Le jardin d'Eden

Le jardin d'Eden est le mythe juif (repris par les chrétiens et les musulmans) d'un Paradis perdu où l'homme vivait en harmonie avec la Nature. Après la découverte du Nouveau Monde et de ses habitants, les philosophes européens développent le mythe du "bon sauvage". Ils en profitent pour critiquer les moeurs dépravés de la société dans laquelle ils vivent en les comparant au mode de vie simple des peuples primitifs.

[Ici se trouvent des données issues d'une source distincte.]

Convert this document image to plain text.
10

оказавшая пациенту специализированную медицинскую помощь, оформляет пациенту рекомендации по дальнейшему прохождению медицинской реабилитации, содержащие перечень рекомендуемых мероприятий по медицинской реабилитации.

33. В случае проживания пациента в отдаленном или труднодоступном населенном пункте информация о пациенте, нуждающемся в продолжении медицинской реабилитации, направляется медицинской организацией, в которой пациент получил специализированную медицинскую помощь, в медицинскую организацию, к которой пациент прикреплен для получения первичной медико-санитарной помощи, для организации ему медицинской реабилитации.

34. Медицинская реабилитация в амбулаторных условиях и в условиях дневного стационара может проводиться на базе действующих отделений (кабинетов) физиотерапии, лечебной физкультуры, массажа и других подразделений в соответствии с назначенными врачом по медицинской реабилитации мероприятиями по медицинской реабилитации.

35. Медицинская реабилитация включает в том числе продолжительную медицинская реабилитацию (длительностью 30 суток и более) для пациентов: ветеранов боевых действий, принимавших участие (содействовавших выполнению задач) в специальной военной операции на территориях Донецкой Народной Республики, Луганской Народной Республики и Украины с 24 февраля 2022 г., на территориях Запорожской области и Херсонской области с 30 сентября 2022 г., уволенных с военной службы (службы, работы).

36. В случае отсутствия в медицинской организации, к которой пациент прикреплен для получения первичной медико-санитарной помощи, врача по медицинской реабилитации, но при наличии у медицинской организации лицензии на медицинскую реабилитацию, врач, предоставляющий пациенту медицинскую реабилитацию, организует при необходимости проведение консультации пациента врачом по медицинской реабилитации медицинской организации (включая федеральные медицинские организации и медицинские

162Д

Adam et Eve dans le jardin d'Eden, peint par Lucas Cranach, 1624

 

Approfondissement

Le jardin d'Eden, c'est le jardin des "délices" ("eden" en hébreux). L'idée, qu'on retrouve aussi dans la mythologie persane, reprend certains thèmes du mythe de l'âge d'or des civilisations grecque et romaine. Dans la Genèse (premier livre de l'Ancien testament), il est question d'une époque révolue, plus simple, où les hommes vivaient de la générosité divine sans connaitre ni le bien, ni le mal. Au contraire, l'homme rationnel (qui a consommé le fruit de l'arbre de la Connaissance) doit endurer des souffrances quotidiennes. Les premiers explorateurs européens, comme Quiros, dépeignent les "sauvages" des mondes qu'ils découvrent.comme des êtres innocents, sans culture, sans religion, vivant selon la Nature comme des enfants. En France, le philosophe Montaigne oppose les Tupinambas du Brésil, qui vivent dans l'harmonie de l'âge d'or, aux Européens qui font preuve de barbarie.

C'est un peuple [...], dans lequel il n'y a aucune espèce de trafic, nulle connaissance des lettres, nulle science des nombres, nul nom de magistrat ni supériorité politique, nul usage de service [esclavage], ni richesse, ni pauvreté, nul contrat, nulle succession, nul partage, nulle occupation qu'oisive, nul respect de la parenté que commun, nul vêtement, nulle agriculture, nul métal, nul usage du vin ou du blé. Les paroles mêmes qui signifient le mensonge, la trahison, la dissimulation, l'avarice, l'envie, la médisance, le pardon : inouïes.

Montaigne, Des Cannibales, Essais, 1580

Mais c'est surtout le philosophe français Rousseau qui alimente le mythe, en particulier dans son Discours sur l’origine et les fondements de l’inégalité parmi les hommes (1755). Rousseau prétend que l'homme sauvage, "en état de Nature", est naturellement porté vers la vertu et le bonheur, car l’ignorance même du mal l’empêche de le répandre. L'homme civilisé, au contraire, recherche le luxe, la propriété et le pouvoir et est exclu du paradis de la Nature. Il résumera plus tard cette idée :

La Nature a fait l'homme heureux, mais la société le déprave et le rend misérable.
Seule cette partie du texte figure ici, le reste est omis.